Adam Schefter of ESPN first reported the new pact. Mike Garafolo of NFL Network reported that Brown will now earn more than $10 million in 2016, up from an expected $6.25 million. Garafolo also noted that the contract is still set to expire after the 2017 campaign. However, Schefter reported that the team is "promising to give him a true extension after this season."
The wideout posted a picture on social media with agent Drew Rosenhaus while signing the deal:
Brown is one of the NFL's best and most dependable receivers. He tallied 375 catches for more than 5,000 yards and 31 touchdowns over the last three seasons as his connection with Steelers quarterback Ben Roethlisberger reached remarkable heights.
His contract during that time made him a steal for the Steelers. He counted just over $16 million against the cap across those three seasons combined, according to Spotrac.
As a result, there were rumblings all the way back to last offseason that Brown might consider holding out in search of a new, more lucrative contract.

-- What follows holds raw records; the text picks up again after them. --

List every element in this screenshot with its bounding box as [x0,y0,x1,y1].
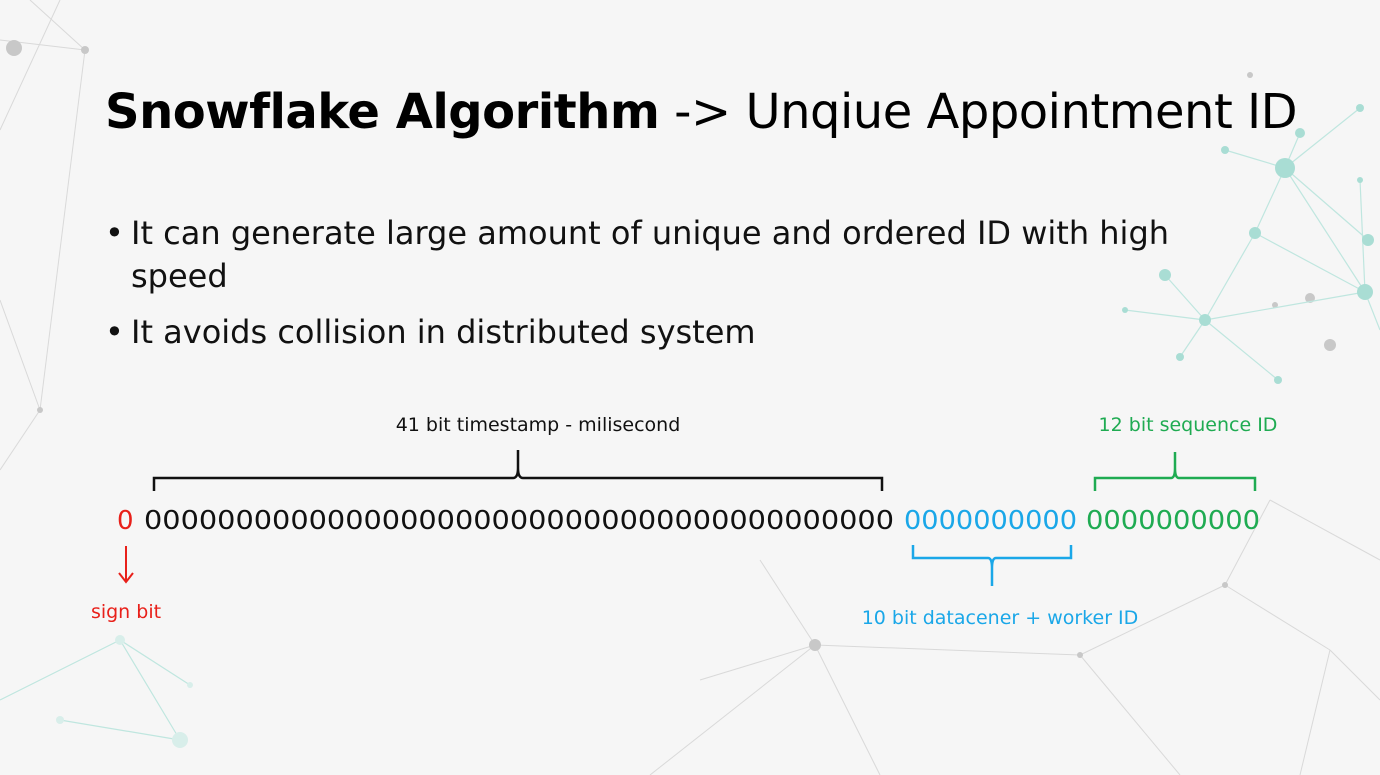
sequence-label: 12 bit sequence ID [1099,414,1278,436]
worker-label: 10 bit datacener + worker ID [862,607,1139,629]
sequence-bits: 0000000000 [1086,506,1260,536]
timestamp-bits: 0000000000000000000000000000000000000000… [144,506,894,536]
worker-brace [911,545,1073,586]
sign-bit-label: sign bit [91,601,161,623]
sequence-brace [1093,452,1257,491]
timestamp-brace [152,450,884,491]
bullet-item: It avoids collision in distributed syste… [105,311,1225,354]
bullet-list: It can generate large amount of unique a… [105,212,1225,367]
timestamp-label: 41 bit timestamp - milisecond [396,414,681,436]
slide-title: Snowflake Algorithm -> Unqiue Appointmen… [105,82,1298,142]
title-rest-part: -> Unqiue Appointment ID [659,84,1298,140]
sign-bit-value: 0 [117,506,134,536]
bullet-item: It can generate large amount of unique a… [105,212,1225,298]
title-bold-part: Snowflake Algorithm [105,84,660,140]
snowflake-bit-diagram: 41 bit timestamp - milisecond 12 bit seq… [91,414,1278,629]
worker-bits: 0000000000 [904,506,1077,536]
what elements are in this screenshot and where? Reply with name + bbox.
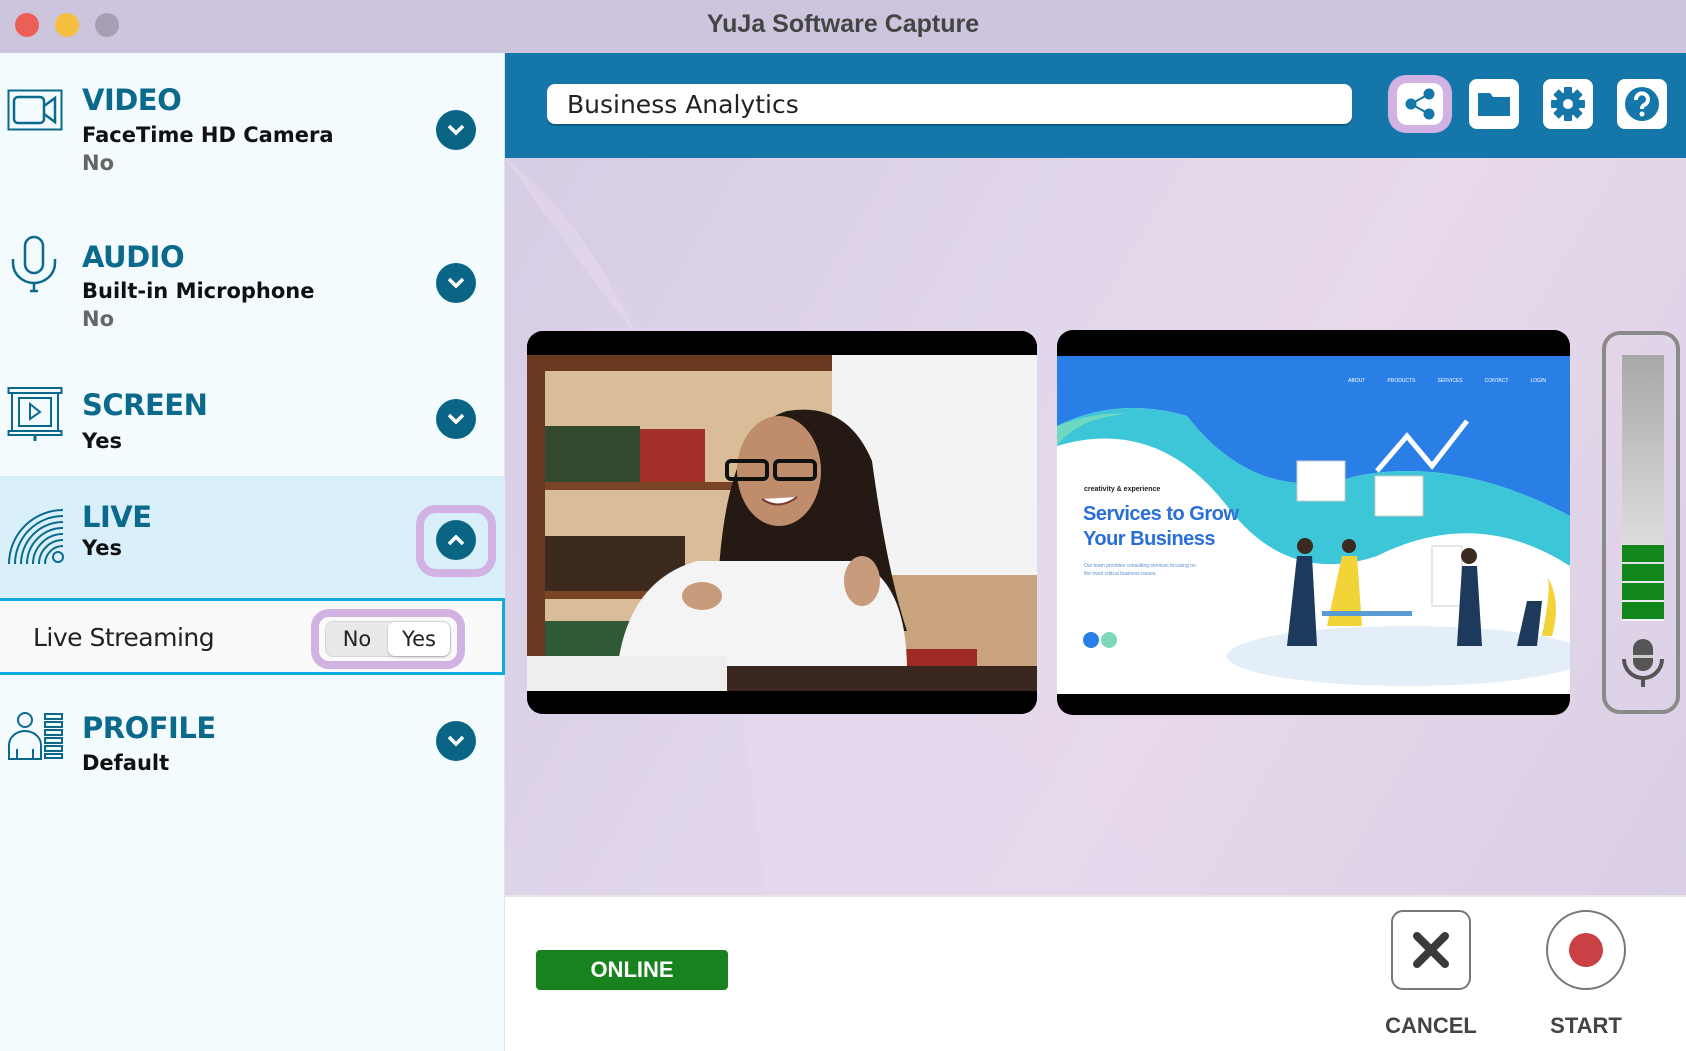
chevron-up-icon	[447, 534, 465, 546]
slide-body: Our team provides consulting services fo…	[1084, 563, 1196, 577]
chevron-down-icon	[447, 277, 465, 289]
audio-level-bar	[1622, 355, 1664, 621]
video-device: FaceTime HD Camera	[82, 123, 334, 147]
window-title: YuJa Software Capture	[706, 10, 980, 38]
online-status-badge: ONLINE	[536, 950, 728, 990]
live-streaming-label: Live Streaming	[33, 623, 215, 652]
sidebar-item-profile[interactable]: PROFILE Default	[0, 675, 505, 805]
profile-icon	[8, 712, 63, 760]
live-streaming-row: Live Streaming No Yes	[0, 598, 505, 675]
toggle-option-yes[interactable]: Yes	[388, 622, 450, 656]
sidebar-item-video[interactable]: VIDEO FaceTime HD Camera No	[0, 53, 505, 203]
folder-button[interactable]	[1469, 79, 1519, 129]
camera-feed-image	[527, 331, 1037, 714]
audio-level-segment	[1622, 545, 1664, 562]
chevron-down-icon	[447, 735, 465, 747]
cancel-label: CANCEL	[1385, 1013, 1477, 1038]
help-button[interactable]	[1617, 79, 1667, 129]
screen-heading: SCREEN	[82, 388, 208, 422]
camera-preview[interactable]	[527, 331, 1037, 714]
help-icon	[1625, 87, 1659, 121]
chevron-down-icon	[447, 413, 465, 425]
video-expand-button[interactable]	[436, 110, 476, 150]
slide-headline: Services to Grow Your Business	[1083, 502, 1239, 552]
slide-nav-item: CONTACT	[1484, 378, 1509, 384]
slide-nav-item: PRODUCTS	[1387, 378, 1416, 384]
slide-nav-item: ABOUT	[1348, 378, 1366, 384]
slide-nav: ABOUT PRODUCTS SERVICES CONTACT LOGIN	[1348, 378, 1546, 384]
close-x-icon	[1413, 932, 1449, 968]
microphone-icon	[11, 235, 57, 293]
start-label: START	[1550, 1013, 1622, 1038]
live-streaming-toggle[interactable]: No Yes	[311, 609, 465, 669]
screen-preview[interactable]: ABOUT PRODUCTS SERVICES CONTACT LOGIN cr…	[1057, 330, 1570, 715]
gear-icon	[1551, 87, 1585, 121]
session-title-input[interactable]	[547, 84, 1352, 124]
live-status: Yes	[82, 536, 123, 560]
audio-device: Built-in Microphone	[82, 279, 315, 303]
start-recording-button[interactable]	[1546, 910, 1626, 990]
screen-status: Yes	[82, 429, 123, 453]
slide-nav-item: LOGIN	[1530, 378, 1546, 384]
toggle-option-no[interactable]: No	[326, 622, 388, 656]
share-button[interactable]	[1397, 83, 1443, 125]
live-heading: LIVE	[82, 500, 152, 534]
live-broadcast-icon	[8, 509, 64, 565]
cancel-button[interactable]	[1391, 910, 1471, 990]
record-icon	[1569, 933, 1603, 967]
audio-heading: AUDIO	[82, 240, 185, 274]
audio-level-segment	[1622, 564, 1664, 581]
video-heading: VIDEO	[82, 83, 182, 117]
screen-presentation-icon	[7, 387, 63, 441]
profile-value: Default	[82, 751, 170, 775]
microphone-icon	[1622, 639, 1664, 687]
profile-expand-button[interactable]	[436, 721, 476, 761]
chevron-down-icon	[447, 124, 465, 136]
sidebar-item-audio[interactable]: AUDIO Built-in Microphone No	[0, 203, 505, 353]
slide-tagline: creativity & experience	[1084, 486, 1161, 493]
slide-headline-line: Your Business	[1083, 528, 1216, 550]
slide-nav-item: SERVICES	[1437, 378, 1463, 384]
folder-icon	[1478, 93, 1510, 116]
slide-headline-line: Services to Grow	[1083, 503, 1239, 525]
sidebar-item-screen[interactable]: SCREEN Yes	[0, 353, 505, 476]
settings-button[interactable]	[1543, 79, 1593, 129]
video-camera-icon	[7, 89, 63, 131]
audio-level-segment	[1622, 602, 1664, 619]
audio-status: No	[82, 307, 115, 331]
screen-expand-button[interactable]	[436, 399, 476, 439]
audio-level-meter	[1602, 331, 1680, 714]
share-icon	[1405, 88, 1435, 120]
screen-feed-image: ABOUT PRODUCTS SERVICES CONTACT LOGIN cr…	[1057, 356, 1570, 694]
live-collapse-button[interactable]	[436, 520, 476, 560]
audio-expand-button[interactable]	[436, 263, 476, 303]
audio-level-segment	[1622, 583, 1664, 600]
profile-heading: PROFILE	[82, 711, 216, 745]
title-bar: YuJa Software Capture	[0, 0, 1686, 53]
video-status: No	[82, 151, 115, 175]
sidebar-item-live[interactable]: LIVE Yes	[0, 476, 505, 598]
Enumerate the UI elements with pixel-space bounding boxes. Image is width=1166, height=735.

The 28-year-old Central Michigan product ended up arriving to training camp on time last July, and he explained why he made that decision, as noted by Jeremy Fowler of ESPN.com.
"Holdouts never go well. Just look at history. It always ends badly," Brown said. "It wouldn't be the best decision. I make a lot of money. I pull up to camp in Rolls-Royces."
In May, Mike Florio of Pro Football Talk noted that Steelers general manager Kevin Colbert discussed the issue on PFT Live. Although he wouldn't discuss whether the team would make alterations to the current deal, he expected the wideout to fulfill the contract:
He does have two years left and we expect that to be honored without any issue. Again, Antonio's a unique player. We understand that and he understands our policies. I don't ever see that changing as long as we still have the mindset that it's been good for the organization. Again we understand that he's a special player and we're glad we have him for two more years anyway.
Brown told reporters in early August, per Fowler: "You have to take care of your guys. If a guy underperforms, you get rid of him. If a guy overperforms, you take care of him."
Now, the Steelers have decided to reward his loyalty. Of course, keeping him happy is one of their top priorities. While they have some solid secondary options such as Markus Wheaton and Sammie Coates, neither is capable of handling that high-volume No. 1 role right now.
Nothing will change for Brown despite having the fresh contract in hand. He's still going to see an eye-popping number of targets, working every area of the field to create matchup problems to get open for Roethlisberger, who looks his way early and often.
In other words, Brown will continue to make the difficult look routine. That's why he's one of the NFL's most valuable players.